Fast roaming

By operating authentication according to the IEEE 802.1X standard and key management according to the IEEE 802.11i standard, modern WLAN installations offer a high degree of security and confidentiality for the transmitted data. However, these standards require transmission of additional data packets during the connection negotiation as well as additional computing power on the client and server.

IEEE 802.11 originally required up to six data packets to establish a data connection between a WLAN client and an access point. The standard extension IEEE 802.11i improved on weak points of WEP encryption; however, depending on the authentication method, it substantially increased the length of the login process.

This extra time for the WLAN client to login to the access point is not a problem for non-time-critical applications. However, for smooth, loss-free roaming of a WLAN client from one access point to the next, a delay of more than 50 ms is not acceptable. Examples include Voice-over-IP (VoIP) or the application in real-time industrial environments. In this context, roaming means that the network connection passes from one access point to the other without interruption.

Methods such as pair-wise master key caching (PMK caching), pre-authentication, Opportunistic Key Caching (OKC) and the use of central WLAN controllers (WLC) for key management improve the time for the key negotiation between the WLAN client and access point during login. Despite this, the comparatively long time required for key negotiation between the WLAN client and the access point has still not been reduced to a viable extent.

Along with the improved encryption protocols, IEEE 802.11e makes it possible to reserve additional bandwidth with the access point.

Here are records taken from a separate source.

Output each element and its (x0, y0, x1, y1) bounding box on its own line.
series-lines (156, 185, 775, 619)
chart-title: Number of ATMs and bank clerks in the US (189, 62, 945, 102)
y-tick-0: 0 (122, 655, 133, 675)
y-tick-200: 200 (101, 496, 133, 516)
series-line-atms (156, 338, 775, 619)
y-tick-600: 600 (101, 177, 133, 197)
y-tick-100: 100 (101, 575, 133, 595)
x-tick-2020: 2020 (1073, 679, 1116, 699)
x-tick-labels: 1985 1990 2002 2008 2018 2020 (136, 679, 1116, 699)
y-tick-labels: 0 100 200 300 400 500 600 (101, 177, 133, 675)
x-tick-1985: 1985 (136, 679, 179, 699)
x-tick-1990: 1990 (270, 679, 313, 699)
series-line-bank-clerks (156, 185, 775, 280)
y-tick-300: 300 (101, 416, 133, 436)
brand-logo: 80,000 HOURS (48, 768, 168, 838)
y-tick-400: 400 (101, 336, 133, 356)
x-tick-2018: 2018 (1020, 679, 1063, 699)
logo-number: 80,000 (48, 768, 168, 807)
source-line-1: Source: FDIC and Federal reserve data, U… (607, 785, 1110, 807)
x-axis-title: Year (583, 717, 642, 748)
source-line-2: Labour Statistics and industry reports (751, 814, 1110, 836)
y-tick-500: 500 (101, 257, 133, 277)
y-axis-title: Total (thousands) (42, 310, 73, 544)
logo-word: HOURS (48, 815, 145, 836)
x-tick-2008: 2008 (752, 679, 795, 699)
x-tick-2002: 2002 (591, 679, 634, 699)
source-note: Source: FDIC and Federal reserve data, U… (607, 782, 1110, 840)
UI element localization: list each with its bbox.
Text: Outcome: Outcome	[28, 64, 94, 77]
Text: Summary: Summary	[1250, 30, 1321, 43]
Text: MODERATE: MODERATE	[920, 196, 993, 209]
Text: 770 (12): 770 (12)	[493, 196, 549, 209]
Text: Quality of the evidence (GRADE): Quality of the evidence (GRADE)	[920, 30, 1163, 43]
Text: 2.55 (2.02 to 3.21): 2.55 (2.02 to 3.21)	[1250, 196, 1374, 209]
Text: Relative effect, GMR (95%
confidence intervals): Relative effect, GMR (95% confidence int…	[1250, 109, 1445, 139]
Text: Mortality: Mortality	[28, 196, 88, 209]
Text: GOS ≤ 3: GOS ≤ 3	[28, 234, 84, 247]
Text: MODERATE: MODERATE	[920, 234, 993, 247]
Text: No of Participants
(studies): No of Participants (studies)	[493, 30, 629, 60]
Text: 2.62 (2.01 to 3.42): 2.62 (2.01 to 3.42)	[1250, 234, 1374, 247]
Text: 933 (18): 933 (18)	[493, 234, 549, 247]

This allows the WLAN client to prevent interruptions, for example for VoIP connections at times of high network loads at the access point. For roaming from one access point to the next, the WLAN client must again reserve this additional bandwidth on the new access point. However, the additional management frames required for this considerably increase the login time.

The IEEE 802.11r standard provides a simplified authentication process for mobile WLAN clients to roam trouble-free from one access point to the next. The goal is to once again reduce the number of data packets for the login on the access point to the four to six packets known from IEEE 802.11.

Similar to Opportunistic Key Caching (OKC), a centralized key management (preferably by a WLC) supplies the access points connected to it with the credentials of the WLAN clients. In contrast to OKC, the WLAN client performing fast roaming can detect whether the access point supports IEEE 802.11r

Access points managed by the WLC transmit the "mobility domain information element (MDIE)" to inform WLAN clients within range about, among other things, which "mobility group" the access point belongs to. Based on this information, the WLAN client detects whether it belongs to the same domain and can therefore authenticate without delay. This mobility domain is announced to a WLAN client the first time it authenticates at an access point.

The domain identifier and other special keys generated during the initial authentication and transmitted to all managed access points now reduce the stages of negotiation to the desired four to six steps when authenticating at a new access point.

To avoid futile and thus time-wasting login attempts with expired PMKs, IEEE 802.11r provides additional information about the validity periods of keys. In this manner, the client negotiates a new PMK while connected to the current access point. This is also valid on the access point that the WLAN client wants to connect to next.

Additionally, IEEE 802.11r uses "resource requests" to reserve additional bandwidth on the new access point, so that there is no need to cause added delay by transferring unnecessary data packets during the IEEE 802.11e authentication.

Note: Older WLAN clients may have trouble establishing a connection to an SSID with enabled 802.11r. Therefore, it is advisable to use two SSIDs here: One SSID for older clients without 802.11r support and another SSID with enabled 802.11r for clients that support 802.11r.

Fast roaming is setup in LANconfig under Wireless LAN > General > Encryption > WPA2/3 key management.

Note: Fast roaming is possible between devices based on LCOS and LCOS LX.

Fast roaming by Inter Access Point Protocol (IAPP)

In order to use fast roaming with IAPP, you need to assign an individual IAPP passphrase in the WLAN encryption settings for each interface. This is used to encrypt the pairwise master keys (PMKs). Access points that share a matching IAPP passphrase (PMK-IAPP secret) are able to exchange PMKs between one another and ensure uninterrupted connections. When a client switches to another access point, the new access point sends a handover request to the former access point. The former access point then deletes the client from its station table. The handover request contains the client’s MAC address, so that devices in the LAN are informed about the new routing and can update their mapping table.

To enter the IAPP passphrase in LANconfig, navigate to Wireless LAN > General > Encryption > PMK-IAPP secret.

Important: Please note that to use Fast Roaming by IAPP, it is necessary to select Fast Roaming in the encryption settings under WPA2 key management.